“What the hell’s up?” queried Bill, grimly.

Guy Isbel remained silent and it was he who turned slightly pale. Jean leaped off his horse.

“Bernardino has just been killed—murdered with his own gun.”

Gaston Isbel seemed to exhale a long-dammed, bursting breath that let his chest sag. A terrible deadly glint, pale and cold as sunlight on ice, grew slowly to dominate his clear eyes.

“A-huh!” ejaculated Bill Isbel, hoarsely.

Not one of the three men asked who had done the killing. They were silent a moment, motionless, locked in the secret seclusion of their own minds. Then they listened with absorption to Jean’s brief story.

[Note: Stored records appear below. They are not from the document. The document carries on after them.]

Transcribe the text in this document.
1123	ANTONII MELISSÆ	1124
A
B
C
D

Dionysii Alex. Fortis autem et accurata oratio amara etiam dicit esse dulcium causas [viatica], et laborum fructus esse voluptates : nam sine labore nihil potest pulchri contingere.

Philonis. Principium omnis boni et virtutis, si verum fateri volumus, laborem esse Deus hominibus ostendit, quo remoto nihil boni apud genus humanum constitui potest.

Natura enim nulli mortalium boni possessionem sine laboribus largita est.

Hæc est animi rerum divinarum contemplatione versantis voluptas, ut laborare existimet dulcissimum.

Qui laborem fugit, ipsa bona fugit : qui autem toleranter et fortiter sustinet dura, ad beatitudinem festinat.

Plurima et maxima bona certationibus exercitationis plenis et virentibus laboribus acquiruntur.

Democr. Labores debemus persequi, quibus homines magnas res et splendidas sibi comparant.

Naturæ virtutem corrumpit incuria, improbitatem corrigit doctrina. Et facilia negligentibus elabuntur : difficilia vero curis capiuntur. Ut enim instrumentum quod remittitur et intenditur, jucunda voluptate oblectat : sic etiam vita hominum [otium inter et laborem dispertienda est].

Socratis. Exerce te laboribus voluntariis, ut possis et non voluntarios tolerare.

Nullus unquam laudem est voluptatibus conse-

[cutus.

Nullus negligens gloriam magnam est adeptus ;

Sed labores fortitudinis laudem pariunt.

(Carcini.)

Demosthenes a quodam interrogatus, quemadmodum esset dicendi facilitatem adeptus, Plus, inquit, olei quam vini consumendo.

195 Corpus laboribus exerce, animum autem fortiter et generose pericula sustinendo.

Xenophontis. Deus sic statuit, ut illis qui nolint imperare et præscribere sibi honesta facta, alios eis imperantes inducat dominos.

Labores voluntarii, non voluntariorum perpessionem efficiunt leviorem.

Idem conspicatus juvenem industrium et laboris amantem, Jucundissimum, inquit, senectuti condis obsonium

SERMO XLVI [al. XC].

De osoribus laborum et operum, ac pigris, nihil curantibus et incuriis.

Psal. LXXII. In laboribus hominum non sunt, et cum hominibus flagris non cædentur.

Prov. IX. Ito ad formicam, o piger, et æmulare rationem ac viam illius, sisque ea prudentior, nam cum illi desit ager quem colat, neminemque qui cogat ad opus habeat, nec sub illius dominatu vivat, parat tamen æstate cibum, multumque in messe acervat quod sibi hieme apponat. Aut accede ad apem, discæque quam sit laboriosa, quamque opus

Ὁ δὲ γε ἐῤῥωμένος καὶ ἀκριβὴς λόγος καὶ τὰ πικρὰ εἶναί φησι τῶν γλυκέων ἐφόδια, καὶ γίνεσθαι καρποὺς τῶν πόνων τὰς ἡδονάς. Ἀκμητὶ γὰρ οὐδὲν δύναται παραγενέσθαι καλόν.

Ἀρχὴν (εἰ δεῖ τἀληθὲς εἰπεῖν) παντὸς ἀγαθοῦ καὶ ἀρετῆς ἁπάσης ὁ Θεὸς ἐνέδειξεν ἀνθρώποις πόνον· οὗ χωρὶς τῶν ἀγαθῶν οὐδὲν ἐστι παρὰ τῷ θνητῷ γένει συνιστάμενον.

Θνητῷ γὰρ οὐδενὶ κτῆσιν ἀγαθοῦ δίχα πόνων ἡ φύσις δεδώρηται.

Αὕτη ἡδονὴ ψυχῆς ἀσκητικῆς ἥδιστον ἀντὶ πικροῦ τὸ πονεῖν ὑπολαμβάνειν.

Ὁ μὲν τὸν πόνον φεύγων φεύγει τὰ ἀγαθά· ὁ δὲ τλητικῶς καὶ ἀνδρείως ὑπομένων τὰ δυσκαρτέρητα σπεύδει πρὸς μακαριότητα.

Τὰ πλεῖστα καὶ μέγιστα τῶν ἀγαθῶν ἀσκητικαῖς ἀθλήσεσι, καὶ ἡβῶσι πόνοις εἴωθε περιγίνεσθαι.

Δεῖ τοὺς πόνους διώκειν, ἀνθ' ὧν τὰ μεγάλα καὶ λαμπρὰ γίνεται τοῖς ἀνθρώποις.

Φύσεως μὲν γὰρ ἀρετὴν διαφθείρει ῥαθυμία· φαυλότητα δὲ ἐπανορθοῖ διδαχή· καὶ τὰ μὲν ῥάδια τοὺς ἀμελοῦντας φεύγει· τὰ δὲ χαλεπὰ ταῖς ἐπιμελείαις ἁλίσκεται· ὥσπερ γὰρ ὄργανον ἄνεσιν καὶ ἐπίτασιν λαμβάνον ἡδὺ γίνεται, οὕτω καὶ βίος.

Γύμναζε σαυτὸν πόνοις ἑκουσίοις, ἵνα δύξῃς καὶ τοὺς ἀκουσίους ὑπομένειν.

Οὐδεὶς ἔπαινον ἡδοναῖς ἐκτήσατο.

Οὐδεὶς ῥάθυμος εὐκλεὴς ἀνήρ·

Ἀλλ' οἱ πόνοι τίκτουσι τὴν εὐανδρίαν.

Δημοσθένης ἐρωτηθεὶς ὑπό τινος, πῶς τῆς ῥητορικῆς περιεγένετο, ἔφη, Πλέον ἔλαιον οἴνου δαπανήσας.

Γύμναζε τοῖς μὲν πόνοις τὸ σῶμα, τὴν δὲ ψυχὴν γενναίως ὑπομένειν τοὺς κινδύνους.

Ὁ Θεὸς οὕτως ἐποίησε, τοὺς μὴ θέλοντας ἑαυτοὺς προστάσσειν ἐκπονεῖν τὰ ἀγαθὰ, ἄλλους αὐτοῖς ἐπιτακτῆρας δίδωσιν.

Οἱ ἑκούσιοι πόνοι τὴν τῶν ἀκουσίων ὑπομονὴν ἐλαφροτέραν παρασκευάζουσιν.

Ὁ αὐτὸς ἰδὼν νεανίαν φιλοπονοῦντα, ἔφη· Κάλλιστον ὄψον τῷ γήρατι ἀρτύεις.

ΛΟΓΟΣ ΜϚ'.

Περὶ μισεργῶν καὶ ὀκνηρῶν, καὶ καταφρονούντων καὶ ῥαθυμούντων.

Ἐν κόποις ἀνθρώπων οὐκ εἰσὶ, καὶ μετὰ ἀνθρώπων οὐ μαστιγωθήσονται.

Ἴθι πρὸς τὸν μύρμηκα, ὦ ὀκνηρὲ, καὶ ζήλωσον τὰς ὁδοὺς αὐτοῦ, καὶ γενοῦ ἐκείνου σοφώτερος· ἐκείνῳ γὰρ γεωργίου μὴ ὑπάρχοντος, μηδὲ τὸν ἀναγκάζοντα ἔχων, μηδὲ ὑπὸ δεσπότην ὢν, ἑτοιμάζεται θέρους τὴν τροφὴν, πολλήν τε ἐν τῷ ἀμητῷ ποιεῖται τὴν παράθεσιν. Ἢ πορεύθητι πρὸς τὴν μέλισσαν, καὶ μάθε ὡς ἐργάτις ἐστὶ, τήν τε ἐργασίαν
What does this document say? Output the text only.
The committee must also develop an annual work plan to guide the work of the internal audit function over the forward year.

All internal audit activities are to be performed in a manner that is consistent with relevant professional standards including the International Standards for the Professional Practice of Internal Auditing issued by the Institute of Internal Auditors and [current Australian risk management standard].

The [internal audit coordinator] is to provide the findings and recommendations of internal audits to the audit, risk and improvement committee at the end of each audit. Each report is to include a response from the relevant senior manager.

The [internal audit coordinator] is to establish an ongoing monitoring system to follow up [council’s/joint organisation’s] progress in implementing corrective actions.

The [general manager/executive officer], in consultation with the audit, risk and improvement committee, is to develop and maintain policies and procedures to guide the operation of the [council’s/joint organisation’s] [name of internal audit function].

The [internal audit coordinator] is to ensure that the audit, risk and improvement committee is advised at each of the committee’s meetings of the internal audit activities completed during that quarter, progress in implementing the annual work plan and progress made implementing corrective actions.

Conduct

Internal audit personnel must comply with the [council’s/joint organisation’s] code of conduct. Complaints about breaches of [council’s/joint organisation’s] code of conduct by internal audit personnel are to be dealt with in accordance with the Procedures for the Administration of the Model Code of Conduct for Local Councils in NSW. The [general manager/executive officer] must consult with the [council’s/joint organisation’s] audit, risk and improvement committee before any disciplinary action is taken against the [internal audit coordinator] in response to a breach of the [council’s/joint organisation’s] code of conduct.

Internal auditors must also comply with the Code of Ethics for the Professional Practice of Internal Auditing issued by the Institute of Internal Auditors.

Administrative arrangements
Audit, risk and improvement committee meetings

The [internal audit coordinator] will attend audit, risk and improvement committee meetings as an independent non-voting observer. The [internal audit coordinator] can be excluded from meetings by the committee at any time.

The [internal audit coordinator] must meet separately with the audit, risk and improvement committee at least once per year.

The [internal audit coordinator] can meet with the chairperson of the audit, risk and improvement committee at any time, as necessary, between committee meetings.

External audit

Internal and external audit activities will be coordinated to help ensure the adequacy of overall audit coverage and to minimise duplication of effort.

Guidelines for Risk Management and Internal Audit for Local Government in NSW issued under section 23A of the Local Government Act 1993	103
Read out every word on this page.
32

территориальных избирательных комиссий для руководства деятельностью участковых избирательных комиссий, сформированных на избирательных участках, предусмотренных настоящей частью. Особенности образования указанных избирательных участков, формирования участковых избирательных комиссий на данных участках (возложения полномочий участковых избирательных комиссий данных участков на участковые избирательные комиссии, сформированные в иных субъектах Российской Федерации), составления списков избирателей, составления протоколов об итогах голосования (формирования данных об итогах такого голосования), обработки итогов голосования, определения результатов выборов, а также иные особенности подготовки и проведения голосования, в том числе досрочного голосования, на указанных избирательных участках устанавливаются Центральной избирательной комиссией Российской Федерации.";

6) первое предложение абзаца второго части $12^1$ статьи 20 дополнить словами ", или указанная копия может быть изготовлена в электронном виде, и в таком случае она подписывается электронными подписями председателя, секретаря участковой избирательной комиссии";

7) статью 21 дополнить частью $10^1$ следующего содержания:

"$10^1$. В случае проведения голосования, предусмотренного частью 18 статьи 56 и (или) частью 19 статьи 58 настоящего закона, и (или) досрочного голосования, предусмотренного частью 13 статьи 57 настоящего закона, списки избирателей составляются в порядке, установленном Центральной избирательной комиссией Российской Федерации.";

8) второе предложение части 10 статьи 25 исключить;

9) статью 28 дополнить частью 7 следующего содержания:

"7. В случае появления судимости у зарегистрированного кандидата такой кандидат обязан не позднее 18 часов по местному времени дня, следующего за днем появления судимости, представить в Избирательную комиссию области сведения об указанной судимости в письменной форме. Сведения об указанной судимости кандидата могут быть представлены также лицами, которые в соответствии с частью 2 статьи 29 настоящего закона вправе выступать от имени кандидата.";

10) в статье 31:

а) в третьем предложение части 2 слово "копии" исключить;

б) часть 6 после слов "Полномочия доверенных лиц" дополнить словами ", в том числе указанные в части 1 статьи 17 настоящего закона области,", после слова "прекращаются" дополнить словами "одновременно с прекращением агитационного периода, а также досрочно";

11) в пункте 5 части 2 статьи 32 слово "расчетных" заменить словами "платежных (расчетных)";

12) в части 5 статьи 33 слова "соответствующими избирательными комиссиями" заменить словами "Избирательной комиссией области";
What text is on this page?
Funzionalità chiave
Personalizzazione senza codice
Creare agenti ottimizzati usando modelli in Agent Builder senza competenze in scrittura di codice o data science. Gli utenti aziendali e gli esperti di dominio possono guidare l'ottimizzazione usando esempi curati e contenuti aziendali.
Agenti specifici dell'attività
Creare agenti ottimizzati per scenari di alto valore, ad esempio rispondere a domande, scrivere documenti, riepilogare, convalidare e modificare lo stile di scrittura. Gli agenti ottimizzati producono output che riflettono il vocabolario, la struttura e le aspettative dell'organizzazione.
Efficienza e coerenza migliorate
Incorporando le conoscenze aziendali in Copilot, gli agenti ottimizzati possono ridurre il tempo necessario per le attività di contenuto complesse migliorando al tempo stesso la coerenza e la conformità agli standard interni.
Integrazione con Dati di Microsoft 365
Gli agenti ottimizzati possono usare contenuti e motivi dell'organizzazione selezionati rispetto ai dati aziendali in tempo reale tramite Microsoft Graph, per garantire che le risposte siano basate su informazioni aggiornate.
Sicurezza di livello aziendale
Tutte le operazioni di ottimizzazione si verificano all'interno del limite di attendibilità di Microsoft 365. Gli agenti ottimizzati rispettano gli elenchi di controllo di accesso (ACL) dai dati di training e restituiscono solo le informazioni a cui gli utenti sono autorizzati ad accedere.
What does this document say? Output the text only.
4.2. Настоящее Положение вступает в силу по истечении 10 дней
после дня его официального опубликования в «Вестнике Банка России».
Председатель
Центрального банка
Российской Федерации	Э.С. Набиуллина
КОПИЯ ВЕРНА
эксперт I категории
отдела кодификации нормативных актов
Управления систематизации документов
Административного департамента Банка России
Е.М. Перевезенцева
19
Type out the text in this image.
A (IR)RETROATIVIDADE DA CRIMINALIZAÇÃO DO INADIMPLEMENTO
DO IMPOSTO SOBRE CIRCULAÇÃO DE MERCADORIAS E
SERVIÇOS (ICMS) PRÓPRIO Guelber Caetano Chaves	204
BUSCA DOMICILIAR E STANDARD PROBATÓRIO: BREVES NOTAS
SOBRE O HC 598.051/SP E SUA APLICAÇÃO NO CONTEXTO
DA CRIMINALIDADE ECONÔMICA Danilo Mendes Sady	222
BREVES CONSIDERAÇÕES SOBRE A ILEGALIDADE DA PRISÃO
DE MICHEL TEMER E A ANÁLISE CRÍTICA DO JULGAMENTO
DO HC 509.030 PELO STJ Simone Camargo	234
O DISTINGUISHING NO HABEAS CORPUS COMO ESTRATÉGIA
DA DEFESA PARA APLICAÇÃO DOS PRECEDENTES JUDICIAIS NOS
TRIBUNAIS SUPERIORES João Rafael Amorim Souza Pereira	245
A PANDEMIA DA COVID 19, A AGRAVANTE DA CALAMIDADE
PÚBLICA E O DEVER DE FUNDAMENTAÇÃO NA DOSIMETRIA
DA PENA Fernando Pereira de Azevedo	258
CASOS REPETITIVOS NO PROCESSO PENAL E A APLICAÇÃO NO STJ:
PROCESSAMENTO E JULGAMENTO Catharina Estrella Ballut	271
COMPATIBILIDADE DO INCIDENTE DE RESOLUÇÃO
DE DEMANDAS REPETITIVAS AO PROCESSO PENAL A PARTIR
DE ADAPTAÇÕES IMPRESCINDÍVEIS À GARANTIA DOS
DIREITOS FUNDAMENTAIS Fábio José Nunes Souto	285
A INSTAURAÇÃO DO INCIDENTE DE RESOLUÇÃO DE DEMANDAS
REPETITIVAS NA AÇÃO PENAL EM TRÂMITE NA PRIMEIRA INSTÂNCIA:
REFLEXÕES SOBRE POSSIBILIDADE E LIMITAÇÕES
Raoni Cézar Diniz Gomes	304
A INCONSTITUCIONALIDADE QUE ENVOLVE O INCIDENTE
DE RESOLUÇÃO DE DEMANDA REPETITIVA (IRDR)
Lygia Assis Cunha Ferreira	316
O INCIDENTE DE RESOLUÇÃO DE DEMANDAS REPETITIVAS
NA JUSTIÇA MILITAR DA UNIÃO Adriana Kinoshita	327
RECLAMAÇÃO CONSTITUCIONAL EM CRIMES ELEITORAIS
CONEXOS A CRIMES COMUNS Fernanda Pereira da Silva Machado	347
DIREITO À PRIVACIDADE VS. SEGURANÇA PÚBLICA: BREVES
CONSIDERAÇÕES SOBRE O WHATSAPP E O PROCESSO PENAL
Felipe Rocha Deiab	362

“Wal, that lets us in,” said his father. “I wish we had more time. Reckon I’d done better to listen to you boys an’ have my men close at hand. Jacobs happened to ride over. That makes five of us besides the women.”

“Aw, dad, you don’t reckon they’ll round us up heah?” asked Guy Isbel.

“Boys, I always feared they might,” replied the old man. “But I never really believed they’d have the nerve. Shore I ought to have figgered Daggs better. This heah secret bizness an’ shootin’ at us from ambush looked aboot Jorth’s size to me. But I reckon now we’ll have to fight without our friends.”

“Let them come,” said Jean. “I sent for Blaisdell, Blue, Gordon, and Fredericks. Maybe they’ll get here in time. But if they don’t it needn’t worry us much. We can hold out here longer than Jorth’s gang can hang around. We’ll want plenty of water, wood, and meat in the house.”